Unfortunately, because of the way WAL works, it's a bit tedious to try to quantify lag in terms of rows (You'd have to take each WAL file, scan, and filter for unrelated WAL entries, based on sync_ids in the XDB control database). Additionally, tracking WAL-based SMR replication lag cannot be done with an earlier solution. Fortunately, it is possible to calculate the time lag with a query:
WITH src_db (current_xid_commit_timestamp) AS (SELECT timestamp FROM pg_last_committed_xact()), -- last replicated timestamp for target databases target_db (target_db_id, last_repl_xid_timestamp) AS (SELECT sub_db_id AS target_db_id, MAX(last_repl_xid_timestamp) AS last_repl_xid_timestamp FROM _edb_replicator_pub.rrep_txset rt JOIN _edb_replicator_sub.xdb_subscriptions xs ON xs.sub_id=rt.sub_id WHERE status = 'C' GROUP BY sub_db_id), -- identity of target databases target_db_identity (target_db_id, target_db_identity) AS (SELECT sub_db_id, db_host || ':' || db_port || ':' || db_name FROM _edb_replicator_sub.xdb_sub_database) -- replication lag for each of the target databases SELECT c.target_db_id, target_db_identity, AGE(current_xid_commit_timestamp, last_repl_xid_timestamp) repl_time_lag FROM src_db a, target_db b, target_db_identity c WHERE b.target_db_id = c.target_db_id ORDER BY target_db_id;
By examining the replication timestamps, we are able to get a good handle on the time delay between the associated servers.
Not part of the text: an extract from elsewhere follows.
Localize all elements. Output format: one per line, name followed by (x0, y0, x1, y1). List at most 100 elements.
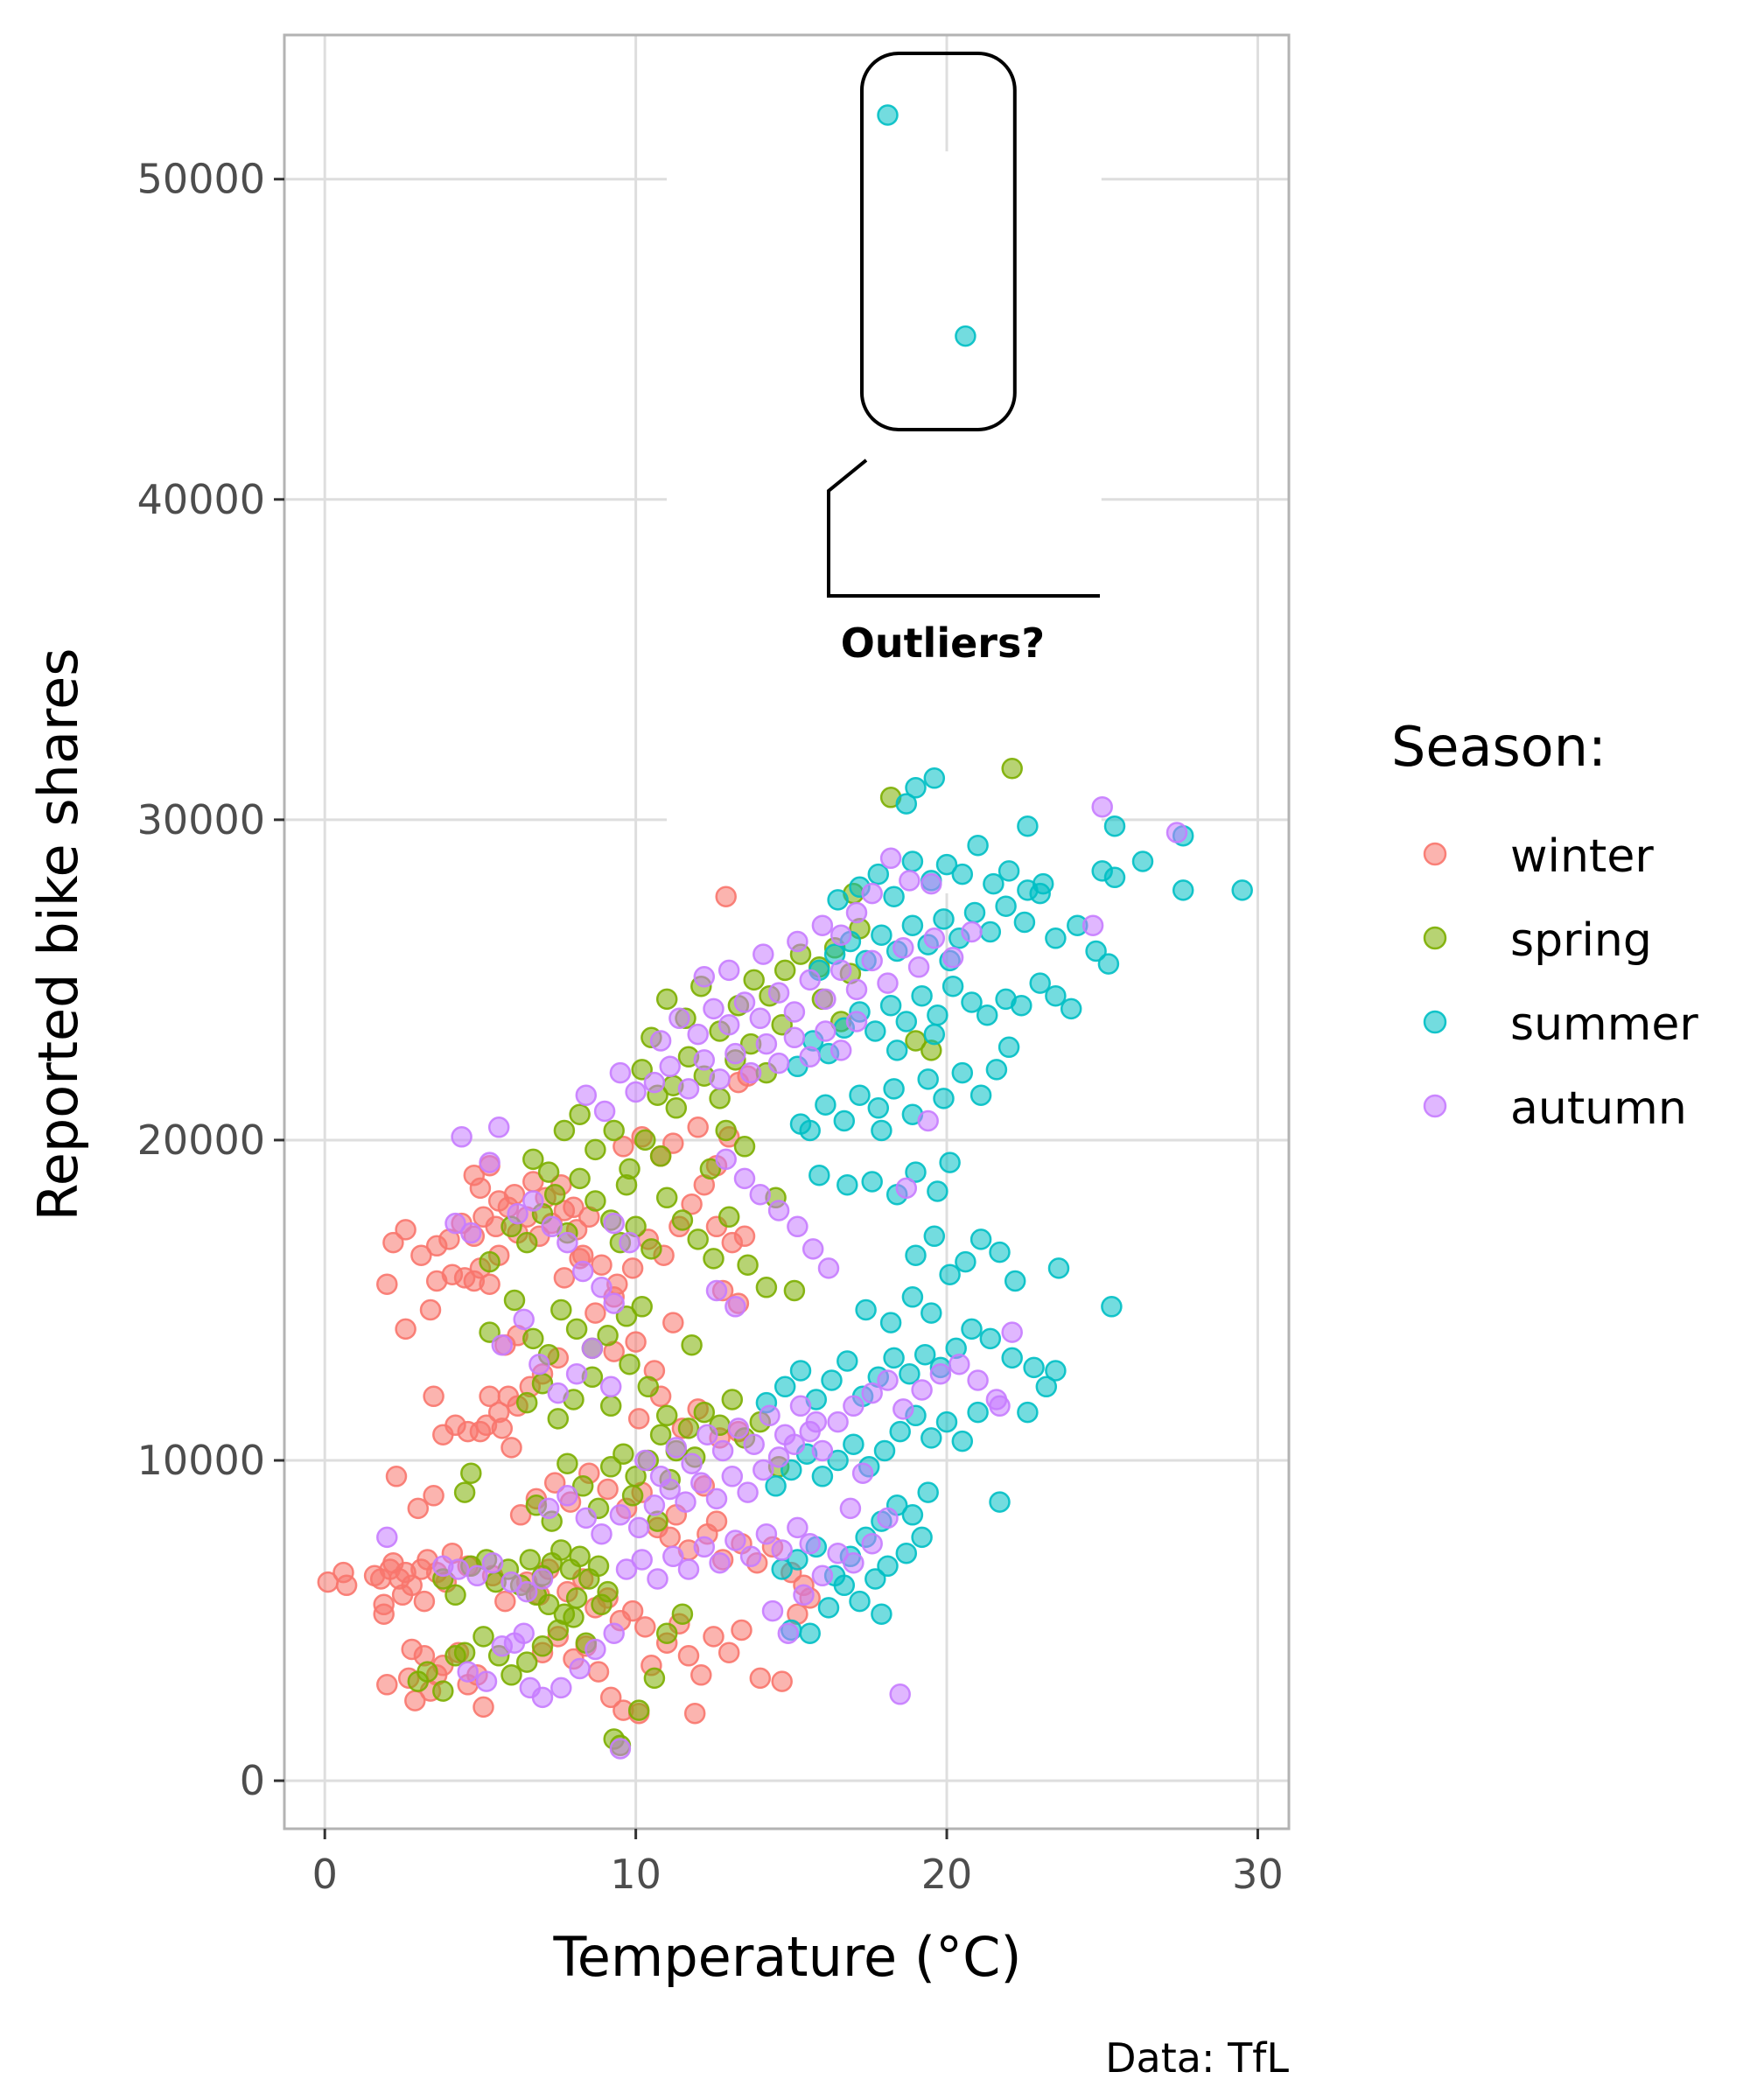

Additionally, with some more tweaking, we can use a similar query to calculate time lag for Multi-Master Replication (MMR) clusters:
WITH src_db (current_xid_commit_timestamp) AS (SELECT timestamp FROM pg_last_committed_xact()), -- last replicated timestamp for target databases target_db (target_db_id, last_repl_xid_timestamp) AS (SELECT db_id AS target_db_id, MAX(last_repl_xid_timestamp) AS last_repl_xid_timestamp FROM _edb_replicator_pub.rrep_mmr_txset WHERE status = 'C' GROUP BY db_id), -- identity of target databases target_db_identity (target_db_id, target_db_identity) AS (SELECT pub_db_id, db_host || ':' || db_port || ':' || db_name FROM _edb_replicator_pub.xdb_pub_database) -- replication lag for each of the target databases SELECT c.target_db_id, target_db_identity, AGE(current_xid_commit_timestamp, last_repl_xid_timestamp) repl_time_lag FROM src_db a, target_db b, target_db_identity c WHERE b.target_db_id = c.target_db_id ORDER BY target_db_id;
With these queries, DBAs and sysadmins can easily set up notification and monitoring systems for XDB performance.